従来型の映画のメインストリームがある一方で、一昔前なら「なんじゃこりゃ!」と言われてキワモノ扱いされるような作品や、今までの方法論に全くこだわらない作品が、ヒットするしないに関わらず続々と登場し、注目を浴びる。
去りゆく2018年とは、そのような年だった。
もっとも、観た時にはインパクト絶大だったが、一年を振り返るとそれほど印象に残っていない作品も多いので、その意味では多様性への過渡期ということなのだろう。

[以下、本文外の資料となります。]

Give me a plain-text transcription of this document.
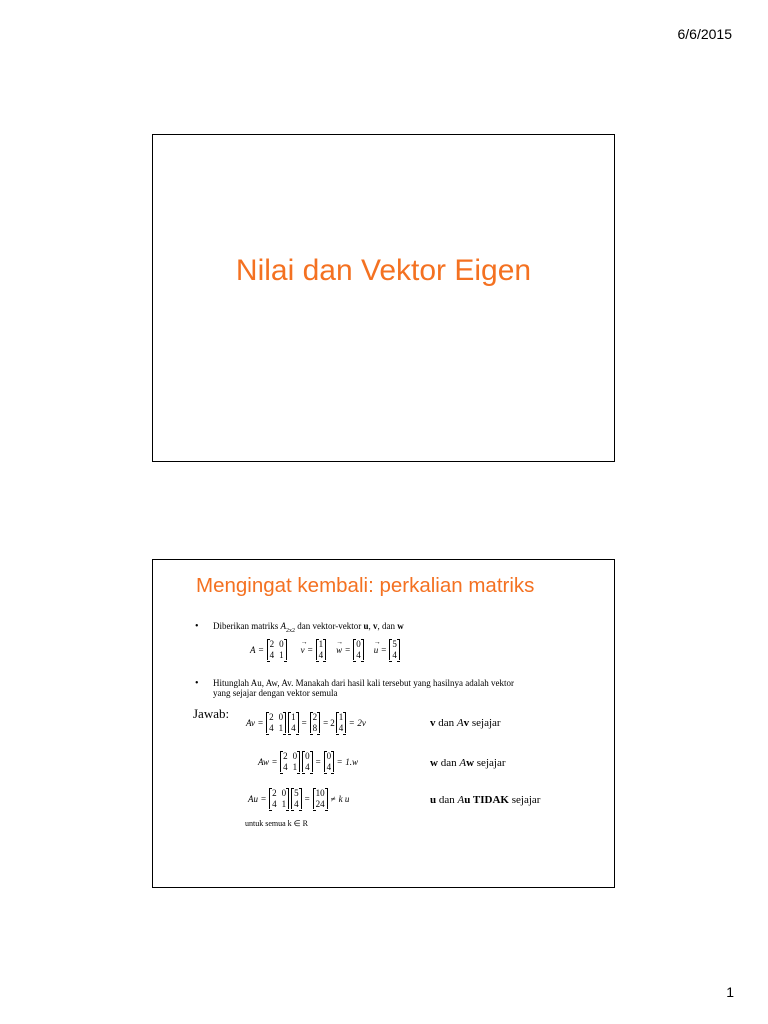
6/6/2015
Nilai dan Vektor Eigen
Mengingat kembali: perkalian matriks
• Diberikan matriks $A_{2x2}$ dan vektor-vektor u, v, dan w
A =
2 0
4 1
v → =
1
4
w → =
0
4
u → =
5
4
• Hitunglah Au, Aw, Av. Manakah dari hasil kali tersebut yang hasilnya adalah vektor
yang sejajar dengan vektor semula
Jawab:
Av =
2 0
4 1
1
4
=
2
8
= 2
1
4
= 2v	v dan Av sejajar
Aw =
2 0
4 1
0
4
=
0
4
= 1.w	w dan Aw sejajar
Au =
2 0
4 1
5
4
=
10
24
≠ k u	u dan Au TIDAK sejajar
untuk semua k ∈ R
1
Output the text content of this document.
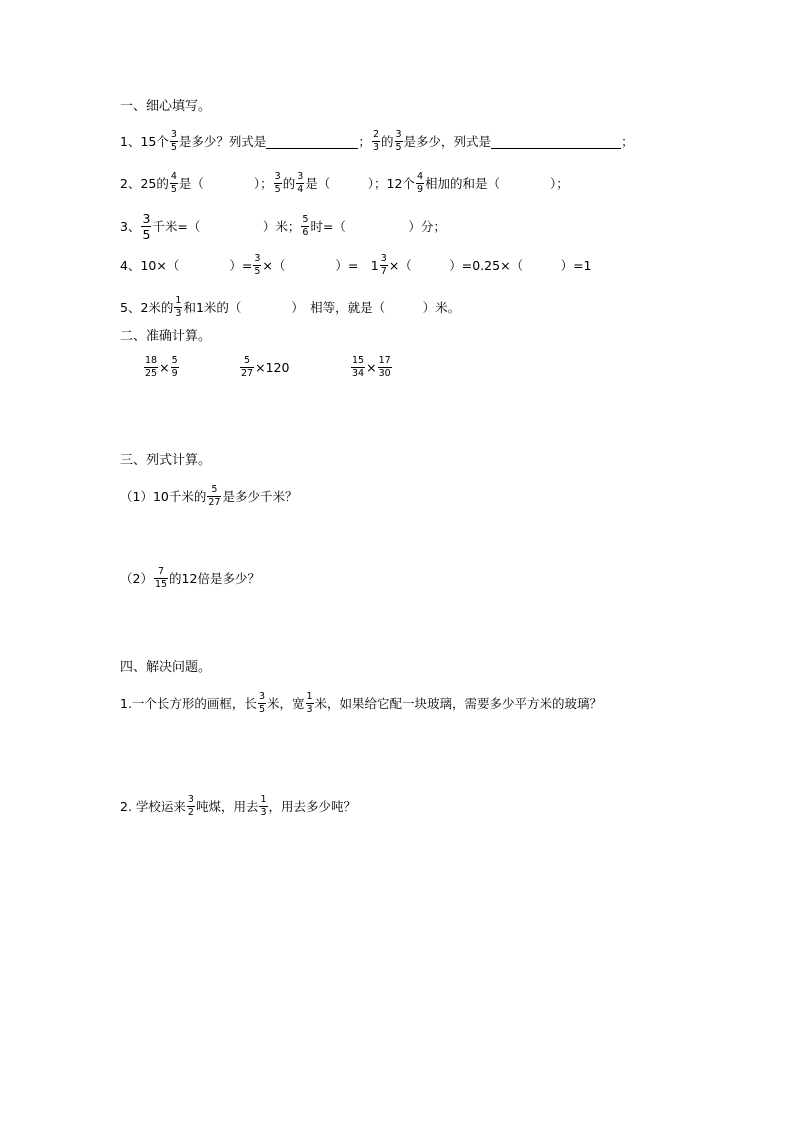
一、细心填写。
1、15个 $\frac{3}{5}$ 是多少？列式是	； $\frac{2}{3}$ 的 $\frac{3}{5}$ 是多少，列式是	；
2、25的 $\frac{4}{5}$ 是（　　　　）； $\frac{3}{5}$ 的 $\frac{3}{4}$ 是（　　　）；12个 $\frac{4}{9}$ 相加的和是（　　　　）；
3、 $\frac{3}{5}$ 千米=（　　　　　）米； $\frac{5}{6}$ 时=（　　　　　）分；
4、10×（　　　　）= $\frac{3}{5}$ ×（　　　　）=　$1 \frac{3}{7}$ ×（　　　）=0.25×（　　　）=1
5、2米的 $\frac{1}{3}$ 和1米的（　　　　）　相等，就是（　　　）米。
二、准确计算。
$\frac{18}{25} \times \frac{5}{9}$	$\frac{5}{27} \times 120$	$\frac{15}{34} \times \frac{17}{30}$
三、列式计算。
（1）10千米的 $\frac{5}{27}$ 是多少千米？
$(2) \frac{7}{15}$ 的12倍是多少？
四、解决问题。
1.一个长方形的画框，长 $\frac{3}{5}$ 米，宽 $\frac{1}{3}$ 米，如果给它配一块玻璃，需要多少平方米的玻璃？
2. 学校运来 $\frac{3}{2}$ 吨煤，用去 $\frac{1}{3}$ ，用去多少吨？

それでは、今年の「忘れられない映画たち」をブログでの紹介順に。
例によって、評価額の高さや作品の完成度は関係なく、あくまでも12月末の時点での“忘れられない度”が基準。
「リメンバー・ミー」メキシコの祭日「死者の日」に、ひょんなことから死者の国に迷い込んだミュージシャン志望の少年ミゲルの冒険譚。極彩色の死者の国の世界観が圧巻で、知られざる家族の絆を軸とした筋立ては、ミステリアスでドラマチック。音楽要素とビジュアルが密接に結びつき、驚くべき未見性に満ちた傑作。
「パディントン2」前作でロンドンに念願の家と家族を見つけたパディントンが、今度は泥棒の濡れ衣を着せられる。パディントンは難民の象徴であり、前作のテーマを踏まえつつ、定住したからこそ分かる新たな葛藤を盛り込む進化形。全ての伏線をパーフェクトに回収してゆく小気味よい展開は、まさに物語のカタルシス。
「リバーズ・エッジ」岡崎京子の傑作を鮮烈に映像化。閉塞した日常を送る6人の高校生。彼らが抱えるのは、同性愛、摂食障害、一方通行の愛、暴力衝動、妊娠。それぞれが抱える痛々しい青春の衝動が事件を起こし、生きるとはどういうことかを問いかけてくる。瀬戸山美咲による脚色が実に巧みで、行定勲の演出もまるで水を得た魚のようだ。
「スリー・ビルボード」ミズーリの片田舎で展開する、珠玉の人間ドラマ。娘を殺された母親が出した、警察批判の三枚のビルボードが小さな街に嵐を引き起こす。軸となる三人、フランシス・マクドーマンド、サム・ロックウェル、ウッディ・ハレルソンが素晴らしい。とことんまで怒らないと、解消出来ないこともあるし、犯した罪は背負って行くしかないのである。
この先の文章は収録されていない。